Why does it matter today?
There is something in the Paris Commune that continues to challenge, that does not age. Every time a social movement occupies a square, every time workers recover a factory as happened so many times in Argentina after 2001, every time people organize from below and say "enough, we can do it differently", the spirit of the Commune is there, like an echo that never goes out. It is no coincidence that March 18 is commemorated in many countries as a day of workers' memory.
The Commune was not perfect. The community members made serious mistakes. They were militarily naïve, strategically disorganized, and failed to extend the revolution beyond the limits of Paris. The repression they suffered was so disproportionate, so savage, that for decades it functioned as a brutal warning: this is what happens when the people dare to govern.

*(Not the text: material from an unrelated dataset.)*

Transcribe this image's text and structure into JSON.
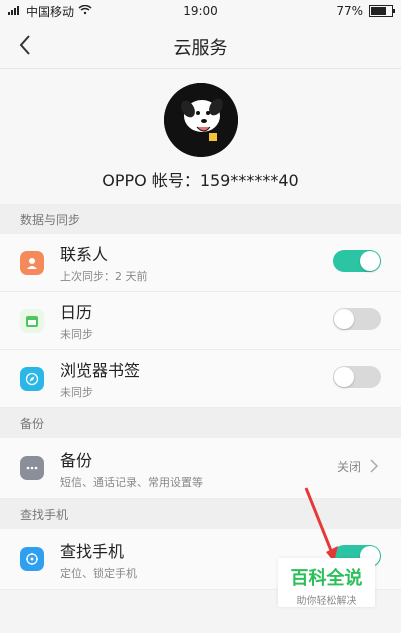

But it also showed something that no massacre could erase. That it is possible, even for 72 days, to organize a company in another way. That ordinary people, workers, teachers, artisans, book binders, can make decisions about their own lives without anyone telling them how to do it from above. That equality is not just an abstract concept but something that can be built, measure by measure, decree by decree, barricade by barricade.
The Père-Lachaise wall is still there. The flowers continue to appear every year. And the story of the Paris Commune remains, after more than 150 years, one of the most powerful and moving that modern history can tell. Seventy-two days that proved another world was possible, and a week of blood that tried to make sure no one would forget. We don't forget it.